Mentre “il recupero del potere di acquisto dei salari, iniziato dalla primavera 2023, è atteso in rafforzamento nel 2024 e, solo in parte, sosterrà i consumi delle famiglie”.
Per i consumi “finora segnali misti. Le vendite al dettaglio sono scese a dicembre (-0,5%, ma +0,1% sui 3 mesi), ma a gennaio è risalita la fiducia delle famiglie e delle imprese del commercio. Si va esaurendo il finanziamento dei consumi con il risparmio, che anzi verrà ricostituito grazie all’aumento del reddito reale. Negativi i giudizi sull’opportunità di acquisto di beni durevoli, a causa dei tassi alti”.

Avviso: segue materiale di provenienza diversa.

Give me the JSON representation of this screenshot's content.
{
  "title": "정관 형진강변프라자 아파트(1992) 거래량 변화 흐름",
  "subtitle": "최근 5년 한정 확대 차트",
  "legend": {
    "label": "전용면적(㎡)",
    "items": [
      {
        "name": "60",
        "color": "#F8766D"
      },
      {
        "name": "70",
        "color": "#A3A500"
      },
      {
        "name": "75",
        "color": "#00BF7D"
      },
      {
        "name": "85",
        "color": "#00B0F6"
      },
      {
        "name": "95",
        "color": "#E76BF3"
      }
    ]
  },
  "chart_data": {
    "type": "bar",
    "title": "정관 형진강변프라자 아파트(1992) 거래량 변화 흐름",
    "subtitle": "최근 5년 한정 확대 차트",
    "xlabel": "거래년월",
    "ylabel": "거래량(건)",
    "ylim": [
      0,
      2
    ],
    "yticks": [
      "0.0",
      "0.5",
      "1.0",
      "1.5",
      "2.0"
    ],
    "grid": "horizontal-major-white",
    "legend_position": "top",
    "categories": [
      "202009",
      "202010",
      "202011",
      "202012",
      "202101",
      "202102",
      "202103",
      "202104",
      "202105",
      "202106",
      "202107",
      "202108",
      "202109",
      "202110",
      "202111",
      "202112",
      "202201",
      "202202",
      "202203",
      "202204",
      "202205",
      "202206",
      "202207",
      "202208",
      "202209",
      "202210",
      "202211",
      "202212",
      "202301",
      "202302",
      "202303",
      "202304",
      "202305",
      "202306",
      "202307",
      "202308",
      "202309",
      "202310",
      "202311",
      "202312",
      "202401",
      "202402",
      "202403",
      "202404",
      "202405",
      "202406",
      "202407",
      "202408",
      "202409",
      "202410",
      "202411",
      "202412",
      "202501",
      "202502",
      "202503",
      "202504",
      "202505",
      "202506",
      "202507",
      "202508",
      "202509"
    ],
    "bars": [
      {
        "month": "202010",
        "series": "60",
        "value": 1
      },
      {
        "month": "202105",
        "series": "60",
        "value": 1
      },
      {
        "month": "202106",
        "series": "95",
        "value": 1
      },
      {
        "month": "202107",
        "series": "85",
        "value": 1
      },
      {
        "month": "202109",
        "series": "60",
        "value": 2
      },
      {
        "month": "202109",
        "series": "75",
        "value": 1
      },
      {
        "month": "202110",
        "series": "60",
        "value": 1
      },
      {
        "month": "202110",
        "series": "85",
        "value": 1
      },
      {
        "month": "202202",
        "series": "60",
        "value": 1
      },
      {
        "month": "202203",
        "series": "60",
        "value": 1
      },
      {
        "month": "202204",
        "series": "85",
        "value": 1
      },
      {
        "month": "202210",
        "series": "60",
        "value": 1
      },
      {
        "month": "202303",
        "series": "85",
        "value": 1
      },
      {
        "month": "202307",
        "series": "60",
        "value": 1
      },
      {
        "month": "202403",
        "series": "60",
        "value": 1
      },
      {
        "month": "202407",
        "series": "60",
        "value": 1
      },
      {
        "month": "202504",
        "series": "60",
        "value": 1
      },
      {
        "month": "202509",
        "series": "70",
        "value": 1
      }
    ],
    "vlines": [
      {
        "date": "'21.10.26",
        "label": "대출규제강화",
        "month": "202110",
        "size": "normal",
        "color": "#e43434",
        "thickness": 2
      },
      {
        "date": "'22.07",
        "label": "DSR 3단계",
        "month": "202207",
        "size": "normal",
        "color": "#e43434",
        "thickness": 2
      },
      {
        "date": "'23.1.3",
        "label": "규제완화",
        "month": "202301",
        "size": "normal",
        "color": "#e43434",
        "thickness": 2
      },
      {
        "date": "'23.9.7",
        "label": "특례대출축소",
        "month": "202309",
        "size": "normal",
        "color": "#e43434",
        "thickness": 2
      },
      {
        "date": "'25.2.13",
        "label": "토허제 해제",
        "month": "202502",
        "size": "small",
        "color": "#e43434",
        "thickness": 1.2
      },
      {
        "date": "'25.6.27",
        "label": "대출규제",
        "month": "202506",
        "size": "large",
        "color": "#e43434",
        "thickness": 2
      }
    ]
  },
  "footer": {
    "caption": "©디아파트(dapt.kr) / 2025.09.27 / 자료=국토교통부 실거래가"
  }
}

“I servizi trainano” l’economia. Ma nell’industria il calo si attenua, in linea con il recupero della fiducia delle imprese (che resta bassa) e le attese di una produzione in via di stabilizzazione indicate dalle imprese nell’indagine rapida del Csc. L’Export è “in ripresa tra nuovi rischi: resta la tensione nel Mar Rosso. Nello scenario globale, è “stagnazione nell’Area euro. Negli Usa “segnali di frenata”. La Cina “in espansione”.